Il y avait sept réseaux capitaux :
- Facebook, la paresse politique
- Instagram, l'orgueil photographique
- TikTok, l'envie physiologique
- Twitter, la colère idéologique
- Linkedin, l'avarice sociologique
- Youtube, la gourmandise iconographique
- Snapchat, la luxure périodique
@emmanuel_vaslin@DAMendelsohnNYC Indeed, short story (very short story) on the permanence of our myths through today's stories, and the uselessness of always regretting what happened before :)
Il était "désinfluenceur". Il ne cherchait ni à vendre, ni à intéresser, ni à briller. Il ne proposait aux gens qu'un peu de temps et de rêve.
Plus tard on lui glissa qu'il existait un vieux mot pour ça : c'était "poète".
- J'ai découvert un réseau social où des inconnus peuvent se côtoyer sans haine, échanger leur avis avec temps et respect, et où les publications sont souvent intelligentes, originales et sans limite de caractères.
- Incroyable. Et comment s'appelle ce réseau ?
- Une librairie.
Elle avait une technique infaillible pour trouver le bonheur : elle faisait semblant de ne pas le chercher, et celui-ci, vexé, comme n'importe quelle chose de l'univers qui n'arrive pas à obtenir un peu d'amour, lui tombait sans cesse dessus.

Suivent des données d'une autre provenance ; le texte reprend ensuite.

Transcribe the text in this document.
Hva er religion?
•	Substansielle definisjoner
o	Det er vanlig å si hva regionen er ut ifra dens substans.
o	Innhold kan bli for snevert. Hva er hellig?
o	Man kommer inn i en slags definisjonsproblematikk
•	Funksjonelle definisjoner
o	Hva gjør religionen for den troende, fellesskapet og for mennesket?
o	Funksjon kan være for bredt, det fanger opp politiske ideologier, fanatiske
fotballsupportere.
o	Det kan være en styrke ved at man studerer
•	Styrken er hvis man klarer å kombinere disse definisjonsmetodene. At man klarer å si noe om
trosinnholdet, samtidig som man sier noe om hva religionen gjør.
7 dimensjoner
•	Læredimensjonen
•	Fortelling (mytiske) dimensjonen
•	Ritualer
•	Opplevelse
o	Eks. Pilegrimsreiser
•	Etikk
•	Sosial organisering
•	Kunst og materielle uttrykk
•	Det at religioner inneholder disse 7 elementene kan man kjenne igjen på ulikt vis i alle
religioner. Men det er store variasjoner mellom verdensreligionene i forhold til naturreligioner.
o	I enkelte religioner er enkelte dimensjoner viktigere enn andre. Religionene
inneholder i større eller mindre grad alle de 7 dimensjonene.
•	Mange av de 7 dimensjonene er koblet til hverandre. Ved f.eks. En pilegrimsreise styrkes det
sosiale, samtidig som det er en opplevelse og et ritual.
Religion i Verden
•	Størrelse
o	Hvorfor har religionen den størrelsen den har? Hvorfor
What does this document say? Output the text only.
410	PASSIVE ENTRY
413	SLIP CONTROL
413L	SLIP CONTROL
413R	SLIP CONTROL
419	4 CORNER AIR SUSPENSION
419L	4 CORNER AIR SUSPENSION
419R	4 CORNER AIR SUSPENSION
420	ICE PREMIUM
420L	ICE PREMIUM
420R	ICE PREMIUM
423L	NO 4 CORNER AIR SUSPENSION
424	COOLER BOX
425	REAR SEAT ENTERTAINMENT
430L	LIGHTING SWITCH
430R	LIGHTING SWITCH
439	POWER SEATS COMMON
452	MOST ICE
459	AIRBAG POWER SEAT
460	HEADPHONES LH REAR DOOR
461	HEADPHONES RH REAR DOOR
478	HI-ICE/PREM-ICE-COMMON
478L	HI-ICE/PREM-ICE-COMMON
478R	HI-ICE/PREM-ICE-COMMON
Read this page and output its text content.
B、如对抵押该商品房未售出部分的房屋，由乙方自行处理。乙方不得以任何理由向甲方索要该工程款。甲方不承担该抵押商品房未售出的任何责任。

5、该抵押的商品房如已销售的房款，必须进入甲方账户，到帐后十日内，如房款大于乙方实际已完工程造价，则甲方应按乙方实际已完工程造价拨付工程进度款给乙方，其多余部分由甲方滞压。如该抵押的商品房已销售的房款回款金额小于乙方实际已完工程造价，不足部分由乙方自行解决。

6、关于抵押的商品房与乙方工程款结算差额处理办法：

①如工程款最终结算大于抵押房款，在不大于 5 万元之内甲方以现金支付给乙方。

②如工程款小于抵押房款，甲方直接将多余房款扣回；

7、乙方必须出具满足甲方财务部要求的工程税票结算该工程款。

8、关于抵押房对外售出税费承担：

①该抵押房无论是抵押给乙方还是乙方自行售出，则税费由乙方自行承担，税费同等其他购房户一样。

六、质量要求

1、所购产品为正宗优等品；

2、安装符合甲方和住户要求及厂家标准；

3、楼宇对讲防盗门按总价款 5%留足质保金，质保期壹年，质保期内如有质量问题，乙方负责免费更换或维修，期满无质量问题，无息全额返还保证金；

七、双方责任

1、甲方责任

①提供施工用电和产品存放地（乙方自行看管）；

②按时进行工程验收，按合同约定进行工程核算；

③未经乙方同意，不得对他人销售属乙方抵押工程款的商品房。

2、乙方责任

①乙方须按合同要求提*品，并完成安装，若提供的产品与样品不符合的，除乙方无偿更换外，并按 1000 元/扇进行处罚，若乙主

Les figures de style préparaient leur grand spectacle annuel : la répétition répétait ; l'hyperbole hurlait ; la comparaison s'impliquait comme jamais ; la litote n'était pas mauvaise ; la personnification gesticulait ; l'oxymore se déplaçait immobile ; la métaphore avait filé.
La virgule prit une longue inspiration pour expliquer à quel point elle regrettait sa raréfaction contemporaine non pas qu'elle soit rétrograde mais enfin vous savez m'utiliser de temps en temps permet de clarifier le propos et surtout d'éviter de mourir en reprenant son souffle.
- Ah ces jeunes avec leurs mangas, leurs combats incessants, leurs personnages extravagants et invincibles, leurs pouvoirs magiques ! dit cet érudit un peu snob, en se replongeant dans la lecture de l'Iliade.
Quand on mit au point un appareil qui permettait de ressentir exactement ce qu'autrui sentait, ce qu'il vivait, ce qu'il avait vécu, on constata un phénomène inouï : l'arrêt immédiat de toute forme de violence.
Le jour où on décida que la priorité à l'école était d'apprendre à être solidaires, altruistes et respectueux, on constata, avec une stupéfaction incommensurable, que les élèves le devenaient.
Il était éleveur d'idées.
Son élevage consistait en une pièce minuscule, où les idées voletaient, légères et translucides. Pour les attraper, il avait mis au point plusieurs techniques : rêvasser, faire semblant de s'en aller, ne penser à rien, marcher, prendre une douche.
Au bout d'un millénaire, Sisyphe décida de faire une pause. Il prit un livre qui trainait par terre. Celui-ci racontait l'histoire d'un homme, condamné pour l'éternité à pousser un rocher. Et qui faisait une pause. Et qui trouvait un livre, qui racontait l'histoire d'un homme...
C'était une journée de formation dédiée à la formation de formateurs qui formeraient plus tard de futurs formateurs. Personne ne savait vraiment où s'asseoir.
Alors qu'il entrait dans une forêt, ce promeneur entendit soudain une voix grave. Elle venait d'un arbre immense.
- Puis-je voir votre téléphone ?
- Pardon ?
- Pass Végétal. Depuis des siècles vous êtes notre virus. Nous aussi nous prenons nos précautions.
Les Jours discutaient :
- Je contiens tous les possibles, disait Demain.
- Soyons sérieux, au fond, il n'y a que moi qui compte, répliquait Aujourd'hui.
- Sans moi et mon expérience, nous n'êtes rien, assurait Hier.
Et les Années passaient, indifférentes.